São muitas, algumas delas imprevisíveis, as consequências que dela advirão, nomeadamente no equilíbrio geopolítico no mundo islâmico e no papel dos EUA, e dos países ocidentais, no apoio aos regimes que ainda mantêm algum grau de abertura e até de tolerância política e religiosa.

Mas esta questão coloca, também para nós, inúmeras questões. Nomeadamente no campo da imigração.

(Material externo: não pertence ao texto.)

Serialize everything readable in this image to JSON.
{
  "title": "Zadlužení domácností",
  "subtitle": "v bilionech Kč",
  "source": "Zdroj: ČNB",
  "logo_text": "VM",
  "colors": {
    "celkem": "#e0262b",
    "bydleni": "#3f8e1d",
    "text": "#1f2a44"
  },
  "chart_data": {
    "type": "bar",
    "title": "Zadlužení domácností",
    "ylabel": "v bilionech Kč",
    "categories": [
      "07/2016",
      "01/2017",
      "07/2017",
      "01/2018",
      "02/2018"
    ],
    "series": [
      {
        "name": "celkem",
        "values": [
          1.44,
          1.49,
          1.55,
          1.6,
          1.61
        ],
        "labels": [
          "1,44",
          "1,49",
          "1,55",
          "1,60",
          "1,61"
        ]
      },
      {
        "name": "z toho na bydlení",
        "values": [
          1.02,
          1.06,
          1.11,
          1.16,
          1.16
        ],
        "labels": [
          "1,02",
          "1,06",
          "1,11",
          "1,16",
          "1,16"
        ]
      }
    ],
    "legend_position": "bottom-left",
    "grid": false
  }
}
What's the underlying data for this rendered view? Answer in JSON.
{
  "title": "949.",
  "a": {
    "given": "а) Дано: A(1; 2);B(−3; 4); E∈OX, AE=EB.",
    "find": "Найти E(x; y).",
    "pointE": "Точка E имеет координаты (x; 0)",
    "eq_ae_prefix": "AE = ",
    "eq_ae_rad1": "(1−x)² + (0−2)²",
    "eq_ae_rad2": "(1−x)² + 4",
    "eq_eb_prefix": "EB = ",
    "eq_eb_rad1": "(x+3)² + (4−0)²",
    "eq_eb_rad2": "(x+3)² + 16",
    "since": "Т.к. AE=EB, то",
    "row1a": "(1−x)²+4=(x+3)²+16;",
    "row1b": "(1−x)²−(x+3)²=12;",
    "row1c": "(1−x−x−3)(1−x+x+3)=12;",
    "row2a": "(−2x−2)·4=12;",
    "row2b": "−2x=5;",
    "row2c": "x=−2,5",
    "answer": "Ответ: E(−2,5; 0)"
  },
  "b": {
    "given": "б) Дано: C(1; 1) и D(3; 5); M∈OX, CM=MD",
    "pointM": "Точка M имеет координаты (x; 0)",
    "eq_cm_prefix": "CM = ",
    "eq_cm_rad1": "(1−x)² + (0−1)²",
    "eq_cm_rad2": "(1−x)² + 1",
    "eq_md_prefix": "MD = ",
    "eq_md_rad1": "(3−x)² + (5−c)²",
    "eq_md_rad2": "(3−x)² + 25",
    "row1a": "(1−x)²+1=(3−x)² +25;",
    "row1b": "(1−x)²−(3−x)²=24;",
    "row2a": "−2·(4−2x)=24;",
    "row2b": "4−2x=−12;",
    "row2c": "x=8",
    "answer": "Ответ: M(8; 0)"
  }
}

Levantaram-se imediatamente várias vozes defendendo a disponibilidade para acolher refugiados. Nada contra, em tese. Apenas gostaria que essas pessoas que tão rapidamente sugerem algo desse género, porque parece bem ou porque se insere na narrativa que pretendem construir, tivessem a noção da dificuldade de executar bem uma operação desse tipo, os custos financeiros da mesma para o país e o risco securitário associado, em particular numa fase em que a entidade fiscalizadora da imigração (SEF) se encontra severamente amputada.

A situação no Afeganistão deveria ser, aliás, um bom alerta para a fragilidade dos países ocidentais em conseguirem acolher todos os que precisam de refúgio, num mundo em que a larga maioria dos países não são espaços de liberdade política e religiosa.

Em Portugal, o véu obscurantista tem, ainda, felizmente, um impacto relativamente menor.

Muito do que vimos naquelas pessoas que se manifestaram contra o Vice-Almirante não era fundamentalismo, mas, antes, extremismo, ou a vontade de impor pela coação moral, a sua própria opinião, ainda que contra a larga maioria. A natureza dos insultos e a vontade confrontacional vão muito para além do aceitável num país democrático.

A extremismos em que vivemos tem como paradigma a equivocidade, o excesso de informação ou a abundância de informação conflituante, bem como o facto das redes sociais darem voz a todos. A primeira exige maior preparação dos cidadãos, em particular ao nível da filtragem das fontes de informação, e a segunda exige ainda mais ao nível da preparação para a emissão de opiniões fundamentadas.

A ausência das duas privilegia o surgimento de epifenómenos como o que aconteceu este fim de semana e ameaça transformar o nosso sistema democrático.